We all know the best performing supply chains and what they have done to reach the top rungs in their industries.

After all, Supply Chain Management Review publishes Gartner’s annual Supply Chain Top 25 every September.

But as with winning sports teams, no supply chain can rest on its laurels.

The day after winning the Super Bowl, the World Series, or the Final Four, the best coaches begin preparing for the season ahead. So it is with supply chains: The best run organizations are constantly looking for the areas in which they have room for improvement, as well as the innovations that may put further distance between them and the rest of the pack.

So, what are the priorities for the coming year for supply chain leaders? That’s a question we put to supply chain executives at four companies on this year’s Supply Chain Top 25: Unilever (No. 4), P&G (No. 5), Cisco (No. 7), and Intel (No. 8).

The initiatives they have put at the top of their To Do lists for 2015 are diverse and reflect the broad umbrella that covers supply chain management. They may also provide food for thought for your own organization.

Cisco: The Transformational Supply Chain
The Internet of Things, the Cloud, and Big Data are high on Cisco’s priority list. The goal: enable the supply chain to support a new business model.

Cisco is undergoing a transformation. For years, this tech leader, with $50 billion in revenue, was known as a networking hardware company with great software. “Buy the hardware and get the software for free,” described Cisco’s go-to-market strategy.

Today, that strategy has been turned on its head: Software and solutions are the name of the game. “Our customers are looking for us to provide a complete software and integrated solution, and not just ship the hardware,” says John O’Connor, senior director of supply chain transformation. “That’s a big shift.”

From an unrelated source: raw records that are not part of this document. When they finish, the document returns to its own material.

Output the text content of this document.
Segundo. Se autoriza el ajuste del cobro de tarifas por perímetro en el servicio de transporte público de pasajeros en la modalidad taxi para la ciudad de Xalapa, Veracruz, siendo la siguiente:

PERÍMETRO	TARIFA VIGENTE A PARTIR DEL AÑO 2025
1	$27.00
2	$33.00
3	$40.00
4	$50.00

As O’Connor’s title suggests, Cisco’s supply chain is also undergoing a transformation to support its company strategy. It is not easy. First, it is a complex, distributed global network, with 18 to 20 nodes. Cisco’s 2,500 internal supply chain personnel manage some 25,000 individuals outside the organization who are focused on Cisco’s supply chain.

More importantly, Cisco has spent the last two years replacing its legacy systems with new ERP and product lifecycle management systems, a data management platform, and a logistics control tower to facilitate the changes ahead. “To continue to scale, we had to get off of the highly-customized platforms we had been using,” says John Kern, senior vice president of supply chain operations.

That work laid the groundwork for investments in new strategies and technologies that will drive the company’s future. The big ideas include Big Data, the Cloud, Mobility, and the Internet of Things. “We are thinking about the strategies and technologies that will deliver the next generation of productivity and a differentiated customer experience,” says O’Connor. They include:

The Connected Supply Chain. Cisco is working on a radical expansion of its sensing capabilities by increasing its use of RFID, barcode scanning, and sensors on the manufacturing floor and across its network. “If you think of the Internet of Things, we’re creating a comprehensive web of connectivity to pull data from people, processes, and things,” Kern says. “We want to tap into every node in our network, upstream and downstream.” By linking systems and processes, Cisco can use its control tower to automatically change production flows and reroute purchase orders in an instant.

The Mobile Supply Chain. Free the people could be the rallying cry for Cisco’s mobile strategy. Instead of working behind a desk on a PC or a Mac, Cisco wants to put its applications in the Cloud and decision-making capabilities in the hands of its supply chain personnel. “We want visibility into inventory up and down the supply chain, including inbound component inventory through product in our distribution channels, to enable our teams to use their smart phones to take real-time action,” says O’Connor.

The Analytic Supply Chain. More sensing devices and more nodes translate into more data - Big Data. That includes capturing unstructured data, like customer notes. The next step in Cisco’s transformation is to analyze that Big Data in seconds in order to make real-time decisions. The real goal is to evolve from reacting to issues after the fact, to taking proactive steps before a quality or throughput issue occurs.

“We want to look at the performance of products - all the way from sub-tier components through the manufacturing and shipment of finished goods - to identify quality or production problems or to proactively identify where we have an order that may need to be expedited,” says O’Connor.

Those strategies are possible because of the core work over the last two years. “We have reliable data and a stable, mission-critical reporting environment,” O’Connor says. “Now, we can leverage those resources for the next wave of supply chain productivity.”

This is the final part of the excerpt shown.